The illness gradually destroys neurons that produce the chemical dopamine, which conveys nerve signals, in turn causing the tremors and difficulty moving that are a common symptom of Parkinson’s disease. The prevailing wisdom has been that these neurons may die from a toxic reaction to alpha-synuclein deposits.

However, Parkinson’s disease has been linked to some gene variants that affect how the immune system works, leading to an alternative theory that alpha-synuclein causes Parkinson’s disease by triggering the immune system to attack the brain.

In addition to its presence in the brain, alpha-synuclein can be found in peripheral tissues and body fluids. The Movement Disorders study, called BioFIND, is the first to try to differentiate the biomarkers of neurodegeneration in Parkinson’s disease patients based on fluids collected from spinal fluid, blood and saliva.

The cross-sectional, observational study collected data and body fluid samples from 120 people with moderately advanced Parkinson’s disease and 100 control volunteers across eight academic sites in the U.S. at two points over two weeks.

Dr. Jennifer G. Goldman, a movement disorders neurologist at Rush University Medical Center and the study lead author, has profiled the Parkinson’s-associated protein levels in these biofluids and their relationships to clinical features of the disease. The study found that levels of alpha-synuclein were lower in cerebrospinal fluid from Parkinson’s patients with certain motor function impairments — specifically in those who had more problems with balance and walking compared to those with more tremor.

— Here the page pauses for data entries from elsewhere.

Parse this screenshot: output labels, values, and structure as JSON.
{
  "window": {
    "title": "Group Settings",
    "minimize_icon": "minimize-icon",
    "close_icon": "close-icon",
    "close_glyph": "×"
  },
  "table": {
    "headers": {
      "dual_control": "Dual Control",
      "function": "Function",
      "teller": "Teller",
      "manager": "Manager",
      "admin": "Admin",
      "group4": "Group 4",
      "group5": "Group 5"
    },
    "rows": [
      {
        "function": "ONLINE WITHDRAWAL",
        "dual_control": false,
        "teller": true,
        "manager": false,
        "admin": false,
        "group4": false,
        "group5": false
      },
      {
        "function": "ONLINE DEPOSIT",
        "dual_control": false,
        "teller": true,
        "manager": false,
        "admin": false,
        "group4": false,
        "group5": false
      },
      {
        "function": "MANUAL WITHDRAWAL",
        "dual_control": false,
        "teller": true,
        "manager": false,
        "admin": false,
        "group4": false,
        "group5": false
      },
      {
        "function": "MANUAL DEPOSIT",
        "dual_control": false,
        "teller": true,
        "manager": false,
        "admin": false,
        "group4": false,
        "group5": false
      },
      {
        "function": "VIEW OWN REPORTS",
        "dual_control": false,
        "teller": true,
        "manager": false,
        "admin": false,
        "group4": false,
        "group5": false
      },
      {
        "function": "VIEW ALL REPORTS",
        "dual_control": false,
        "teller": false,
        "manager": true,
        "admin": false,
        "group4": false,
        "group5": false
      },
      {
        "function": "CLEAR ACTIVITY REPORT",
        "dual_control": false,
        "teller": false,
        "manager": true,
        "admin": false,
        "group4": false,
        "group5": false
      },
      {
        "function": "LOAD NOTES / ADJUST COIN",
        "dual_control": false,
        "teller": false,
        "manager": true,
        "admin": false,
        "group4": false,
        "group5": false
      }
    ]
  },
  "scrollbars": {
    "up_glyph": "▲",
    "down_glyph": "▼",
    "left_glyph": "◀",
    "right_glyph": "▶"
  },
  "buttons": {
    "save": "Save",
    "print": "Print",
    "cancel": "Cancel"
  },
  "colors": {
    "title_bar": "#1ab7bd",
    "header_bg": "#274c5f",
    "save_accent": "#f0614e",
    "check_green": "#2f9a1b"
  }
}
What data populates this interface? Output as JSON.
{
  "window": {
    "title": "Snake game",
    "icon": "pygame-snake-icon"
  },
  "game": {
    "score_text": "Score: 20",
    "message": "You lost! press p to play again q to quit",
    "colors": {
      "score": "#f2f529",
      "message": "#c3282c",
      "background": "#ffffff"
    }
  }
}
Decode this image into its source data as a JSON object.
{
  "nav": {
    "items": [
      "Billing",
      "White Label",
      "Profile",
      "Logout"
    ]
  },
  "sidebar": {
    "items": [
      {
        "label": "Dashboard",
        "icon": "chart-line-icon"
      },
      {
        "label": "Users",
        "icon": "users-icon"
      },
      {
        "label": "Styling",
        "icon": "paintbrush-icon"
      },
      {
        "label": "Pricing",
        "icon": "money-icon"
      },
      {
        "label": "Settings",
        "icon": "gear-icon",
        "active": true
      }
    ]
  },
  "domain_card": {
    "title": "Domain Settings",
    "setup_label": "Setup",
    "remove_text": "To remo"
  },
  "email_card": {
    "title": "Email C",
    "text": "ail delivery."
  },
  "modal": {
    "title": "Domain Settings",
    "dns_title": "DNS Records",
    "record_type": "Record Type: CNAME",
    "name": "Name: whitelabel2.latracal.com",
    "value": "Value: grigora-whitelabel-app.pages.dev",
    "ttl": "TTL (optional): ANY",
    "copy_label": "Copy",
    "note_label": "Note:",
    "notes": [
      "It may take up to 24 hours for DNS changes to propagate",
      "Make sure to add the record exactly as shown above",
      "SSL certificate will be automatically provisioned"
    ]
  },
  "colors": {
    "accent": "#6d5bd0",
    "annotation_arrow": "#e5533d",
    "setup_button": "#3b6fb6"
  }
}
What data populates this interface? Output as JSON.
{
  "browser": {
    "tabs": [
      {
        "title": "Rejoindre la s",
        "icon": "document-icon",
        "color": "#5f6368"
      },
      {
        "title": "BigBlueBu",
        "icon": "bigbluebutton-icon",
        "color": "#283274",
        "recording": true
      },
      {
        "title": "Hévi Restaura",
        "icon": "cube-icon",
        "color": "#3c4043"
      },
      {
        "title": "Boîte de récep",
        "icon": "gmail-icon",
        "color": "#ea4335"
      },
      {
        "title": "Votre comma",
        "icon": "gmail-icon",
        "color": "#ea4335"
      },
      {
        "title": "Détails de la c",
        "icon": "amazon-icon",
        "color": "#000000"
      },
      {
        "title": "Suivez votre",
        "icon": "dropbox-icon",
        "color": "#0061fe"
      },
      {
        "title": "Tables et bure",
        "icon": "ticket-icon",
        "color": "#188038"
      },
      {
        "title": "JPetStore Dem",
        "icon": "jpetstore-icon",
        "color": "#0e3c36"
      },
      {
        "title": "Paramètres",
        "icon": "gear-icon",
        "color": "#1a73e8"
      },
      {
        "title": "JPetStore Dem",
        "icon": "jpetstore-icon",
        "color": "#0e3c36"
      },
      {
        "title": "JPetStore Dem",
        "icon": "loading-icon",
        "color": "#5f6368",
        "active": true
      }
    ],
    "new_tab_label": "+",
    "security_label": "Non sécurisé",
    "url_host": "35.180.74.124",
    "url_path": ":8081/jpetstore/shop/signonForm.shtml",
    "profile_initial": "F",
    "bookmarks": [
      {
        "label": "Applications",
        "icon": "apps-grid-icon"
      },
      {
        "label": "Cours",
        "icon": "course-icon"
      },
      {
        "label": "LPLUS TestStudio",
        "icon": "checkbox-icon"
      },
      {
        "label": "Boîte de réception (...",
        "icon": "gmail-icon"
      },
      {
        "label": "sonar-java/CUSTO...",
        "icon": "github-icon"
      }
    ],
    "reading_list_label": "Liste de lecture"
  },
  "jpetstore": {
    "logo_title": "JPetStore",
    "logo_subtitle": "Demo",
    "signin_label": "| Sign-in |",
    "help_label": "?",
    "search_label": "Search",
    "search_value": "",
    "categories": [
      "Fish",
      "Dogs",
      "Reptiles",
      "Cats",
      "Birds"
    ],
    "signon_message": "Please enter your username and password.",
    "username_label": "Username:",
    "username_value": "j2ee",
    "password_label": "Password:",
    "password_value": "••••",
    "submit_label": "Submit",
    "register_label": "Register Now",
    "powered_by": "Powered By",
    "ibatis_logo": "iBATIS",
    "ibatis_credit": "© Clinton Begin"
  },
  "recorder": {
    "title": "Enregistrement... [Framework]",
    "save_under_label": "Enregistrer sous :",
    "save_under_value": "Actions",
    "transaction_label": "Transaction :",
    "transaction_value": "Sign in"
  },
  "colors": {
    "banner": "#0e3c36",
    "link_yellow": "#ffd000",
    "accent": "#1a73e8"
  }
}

In addition, levels of beta-amyloid, known for its association with Alzheimer’s disease, were lower in those with Parkinson’s and related to worse scores on a memory recall in Parkinson’s as measured on a rest of thinking and memory given to study participants.

The study also showed that alpha-synuclein levels in plasma and saliva did not differ between people with Parkinson’s and control volunteers, and alpha-synuclein did not significantly correlate among other biological fluids.

Findings can help guide selection for clinical trials

“These are important insights for the ongoing pursuit of accessible biomarker tests to diagnose and track the disease,” said Goldman. “For example, people with Parkinson’s and lower beta-amyloid may be more likely to develop memory problems and therefore would benefit more from a cognitive therapy,” said Goldman. “Enrolling this population in trials can help us see a treatment effect more clearly than testing the therapy on people who will not have this symptom.”

Future studies may further explore biomarkers

Next steps include validation of these findings in the Parkinson’s Progression Markers Initiative (PPMI), a biomarkers study sponsored by the Michael J. Fox Foundation that is following more than 1,500 people with Parkinson’s or risk factors and control volunteers over at least five years. Additionally, trials ongoing or launching in the near future could use alpha-synuclein or beta-amyloid levels as exploratory biomarkers in motor symptom or cognition drug trials, respectively.

Parkinson’s disease is the second most common age-related neurodegenerative disorder after Alzheimer’s disease, affecting an estimated 7 million to 10 million people worldwide.

Many of the affected neurons signal via the neurotransmitter dopamine; therefore, traditional therapy continues to rely on dopamine replacement therapy. This approach alleviates symptoms, but does not halt disease progression. Currently, there is no cure for Parkinson’s disease.

BioFIND is supported in part by the National Institute of Neurological Disorders and Stroke, part of the National Institutes of Health, and led by principal investigator Dr. Un Jung Kang, chief of the Division of Movement Disorders at Columbia University.